Things, said the horse trader solicitously. Tilings aren't what they used to be up there, Matthew. There's more fuss now—more confusion when it comes to getting a thing like this done and over with.

Hood grunted and stared bitterly into the mists beyond the glass.

It used to get done quietly, the horse trader went on. And the kin never come to Adena to sit in public and shame themselves on the night when it was to be done. Not once in all those years, eh, Matthew? Leastways not that I mind of. No. They would wait—like decent Christians— and most of the kin was that—wait till the morning to come and claim the remains.

Jibbons scowled, took his stogie from his teeth, glared at the cold ash and fumbled in his vest for a kitchen match. While in his mind he fingered for a tinder of words, moving words, since nothing he had yet said to Matthew Hood had evoked more than one terse answer and that solitary grunt, and a slow caressing of those now useless hands, one against the other. Jibbons considered what words might unloose the floodgates of happy memories in that disenchanted heart. As things stood now he was uncomfortably suspicious that Hood wanted to hear about that night's killing as little as did the woman.

Progress, I reckon, he remarked with a scintillating intuition. Progress just says we have to change our way of doing things.

Hood's beautiful hands slowly clenched into fists, slowly unclenched again and lay lovely on his greasy cotton knees.

And they say, Jibbons went on swiftly, that it don't hurt as much. It's quicker. That's what Uncle Doc Snedeker claims and Godalmighty knows how many men he's watched go down.

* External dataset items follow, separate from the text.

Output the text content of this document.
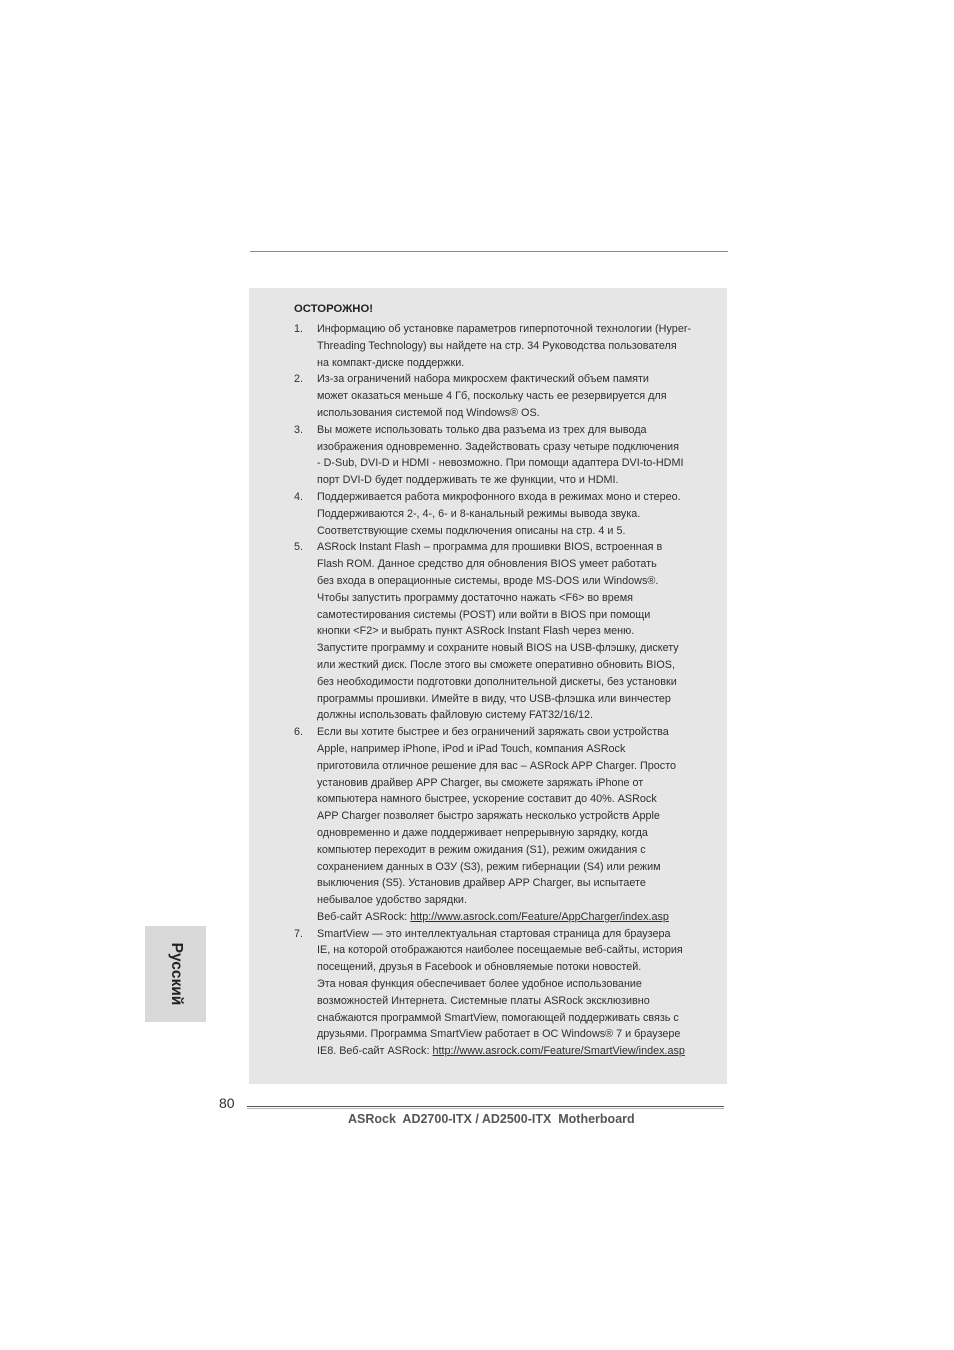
ОСТОРОЖНО!
1.	Информацию об установке параметров гиперпоточной технологии (Hyper-
Threading Technology) вы найдете на стр. 34 Руководства пользователя
на компакт-диске поддержки.
2.	Из-за ограничений набора микросхем фактический объем памяти
может оказаться меньше 4 Гб, поскольку часть ее резервируется для
использования системой под Windows® OS.
3.	Вы можете использовать только два разъема из трех для вывода
изображения одновременно. Задействовать сразу четыре подключения
- D-Sub, DVI-D и HDMI - невозможно. При помощи адаптера DVI-to-HDMI
порт DVI-D будет поддерживать те же функции, что и HDMI.
4.	Поддерживается работа микрофонного входа в режимах моно и стерео.
Поддерживаются 2-, 4-, 6- и 8-канальный режимы вывода звука.
Соответствующие схемы подключения описаны на стр. 4 и 5.
5.	ASRock Instant Flash – программа для прошивки BIOS, встроенная в
Flash ROM. Данное средство для обновления BIOS умеет работать
без входа в операционные системы, вроде MS-DOS или Windows®.
Чтобы запустить программу достаточно нажать <F6> во время
самотестирования системы (POST) или войти в BIOS при помощи
кнопки <F2> и выбрать пункт ASRock Instant Flash через меню.
Запустите программу и сохраните новый BIOS на USB-флэшку, дискету
или жесткий диск. После этого вы сможете оперативно обновить BIOS,
без необходимости подготовки дополнительной дискеты, без установки
программы прошивки. Имейте в виду, что USB-флэшка или винчестер
должны использовать файловую систему FAT32/16/12.
6.	Если вы хотите быстрее и без ограничений заряжать свои устройства
Apple, например iPhone, iPod и iPad Touch, компания ASRock
приготовила отличное решение для вас – ASRock APP Charger. Просто
установив драйвер APP Charger, вы сможете заряжать iPhone от
компьютера намного быстрее, ускорение составит до 40%. ASRock
APP Charger позволяет быстро заряжать несколько устройств Apple
одновременно и даже поддерживает непрерывную зарядку, когда
компьютер переходит в режим ожидания (S1), режим ожидания с
сохранением данных в ОЗУ (S3), режим гибернации (S4) или режим
выключения (S5). Установив драйвер APP Charger, вы испытаете
небывалое удобство зарядки.
Веб-сайт ASRock: http://www.asrock.com/Feature/AppCharger/index.asp
7.	SmartView — это интеллектуальная стартовая страница для браузера
IE, на которой отображаются наиболее посещаемые веб-сайты, история
посещений, друзья в Facebook и обновляемые потоки новостей.
Эта новая функция обеспечивает более удобное использование
возможностей Интернета. Системные платы ASRock эксклюзивно
снабжаются программой SmartView, помогающей поддерживать связь с
друзьями. Программа SmartView работает в ОС Windows® 7 и браузере
IE8. Веб-сайт ASRock: http://www.asrock.com/Feature/SmartView/index.asp
Русский
80
ASRock  AD2700-ITX / AD2500-ITX  Motherboard
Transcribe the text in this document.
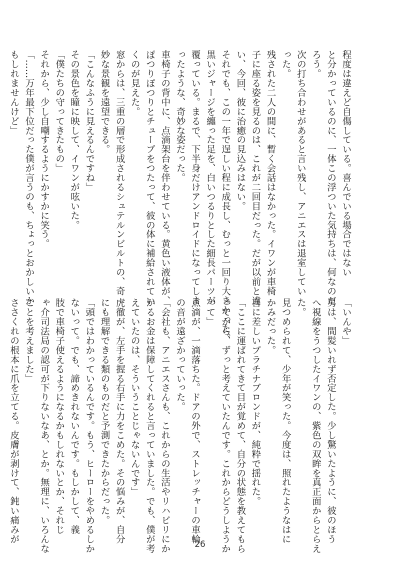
程度は違えど自傷している。喜んでいる場合ではない
と分かっているのに、一体この浮ついた気持ちは、何なのだ
ろう。
次の打ち合わせがあると言い残し、アニエスは退室してい
った。
残された二人の間に、暫く会話はなかった。イワンが車椅
子に座る姿を見るのは、これが二回目だった。だが以前と違
い、今回、彼に治癒の見込みはない。
それでも、この一年で逞しい程に成長し、むっと一回り大きかった。
黒いジャージを纏った足を、白いつるりとした細長パーツが
覆っている。まるで、下半身だけアンドロイドになってしま
ったような、奇妙な姿だった。
車椅子の背中に、点滴架台を伴わせている。黄色い液体が、
ぽつりぽつりとチューブをつたって、彼の体に補給されてい
くのが見えた。
窓からは、三重の層で形成されるシュテルンビルトの、奇
妙な景観を遠望できる。
「こんなふうに見えるんですね」
その景色を瞳に映して、イワンが呟いた。
「僕たちの守ってきたもの」
それから、少し自嘲するようにかすかに笑う。
「……万年最下位だった僕が言うのも、ちょっとおかしいか
もしれませんけど」
「いんや」
男は、間髪いれず否定した。少し驚いたように、彼のほう
へ視線をうつしたイワンの、紫色の双眸を真正面からとらえ
た。
見つめられて、少年が笑った。今度は、照れたようなはに
かみだった。
自に差しいプラチナブロンドが、純粋で揺れた。
「ここに運ばれてきて目が覚めて、自分の状態を教えてもら
ってから、ずっと考えていたんです。これからどうしようか
って」
点滴が、一滴落ちた。ドアの外で、ストレッチャーの車輪
の音が遠ざかっていった。
「会社も、アニエスさんも、これからの生活やリハビリにか
かるお金は保障してくれると言っていました。でも、僕が考
えていたのは、そういうことじゃないんです」
虎徹が、左手を握る右手に力をこめた。その悩みが、自分
にも理解できる類のものだと予測できたからだった。
「頭ではわかっているんです。もう、ヒーローをやめるしか
ないって。でも、諦めきれないんです。もしかして、義
肢で車椅子使えるようになるかもしれないとか、それじ
ゃ介司法局の認可が下りないなあ、とか。無理に、いろんな
ことを考えました」
ささくれの根本に爪を立てる。皮膚が剥けて、鈍い痛みが
26
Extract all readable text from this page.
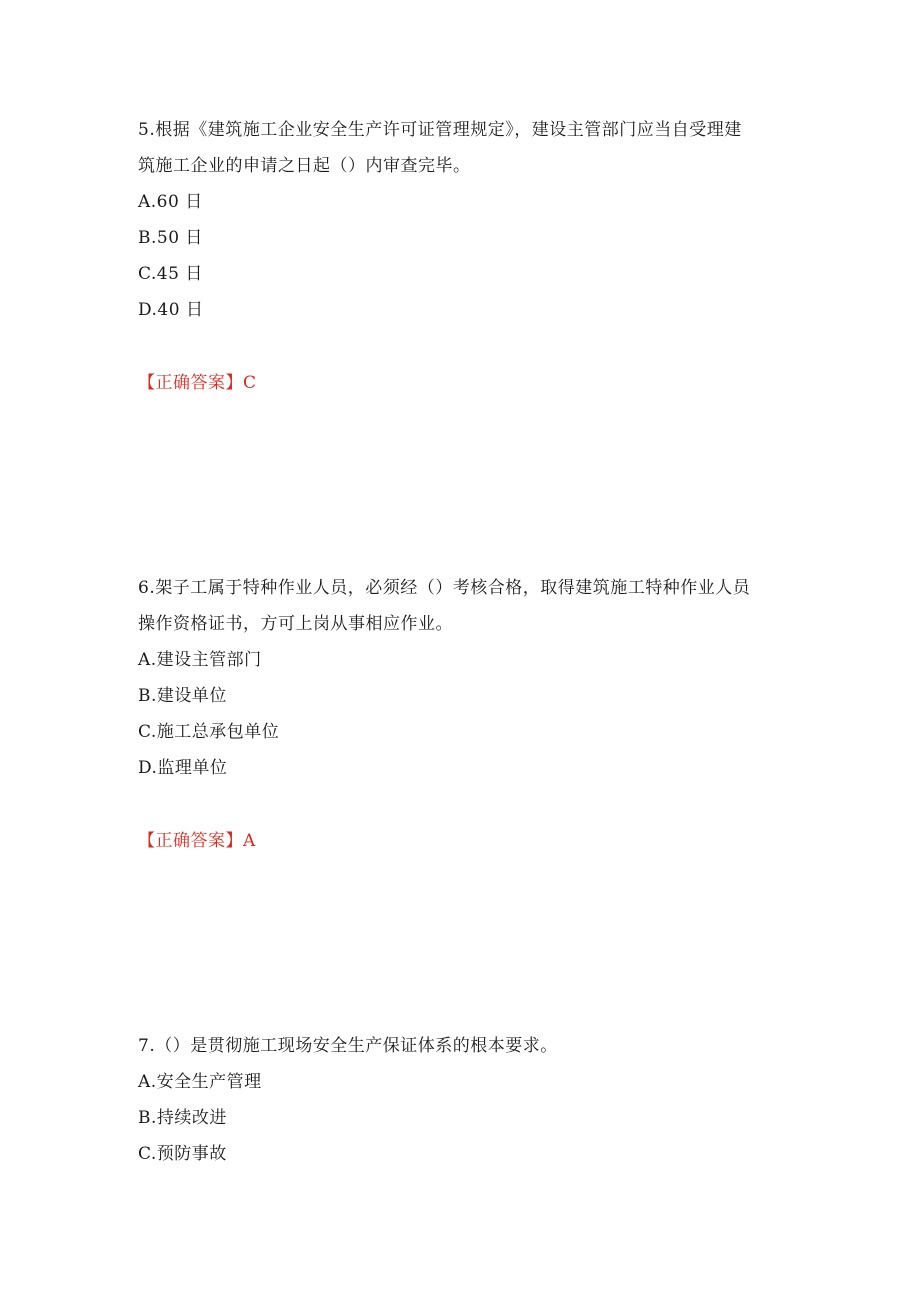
5.根据《建筑施工企业安全生产许可证管理规定》，建设主管部门应当自受理建
筑施工企业的申请之日起（）内审查完毕。
A.60 日
B.50 日
C.45 日
D.40 日
【正确答案】C
6.架子工属于特种作业人员，必须经（）考核合格，取得建筑施工特种作业人员
操作资格证书，方可上岗从事相应作业。
A.建设主管部门
B.建设单位
C.施工总承包单位
D.监理单位
【正确答案】A
7.（）是贯彻施工现场安全生产保证体系的根本要求。
A.安全生产管理
B.持续改进
C.预防事故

Any hearsay, said Matthew Hood suddenly, that some damned fool assumes he heard said from somebody that a worse damned fool would know couldn't be heard to say anything—and I mean, namely, someone who is dead—is just the sort of damned fool nonsense that I would count on hearing from that old fool O. T. Snedeker M.D. I dropped the trap on forty-two men up yonder at the Pen

in my twenty years of service and I never heard one of them yet to tell me whether it hurt him none or not. Judging by the faces of them when we got the bag off it went easier with some than it done with others. Some folks' necks is just more naturally obliging than others is my opinion. Some folks goes into the chamber with entirely the wrong frame of mind—I mean they're all tensed up and braced and rebellious—and it's my judgment that they're the ones that don't get the clean, quick snap that get it over with quick. A man gets out of hanging just what he puts into it, as I told a nigger from Boone County one night and, by God, he smiled at me and when he went through the floor he was humming a gospel hymn just as relaxed as could be. Whenever I done my job I done it in a journeyman way—clean and artistic—but I could just do so much to make it easy—the rest was up to them. It takes two to square-dance, Trader, and that's a God known fact.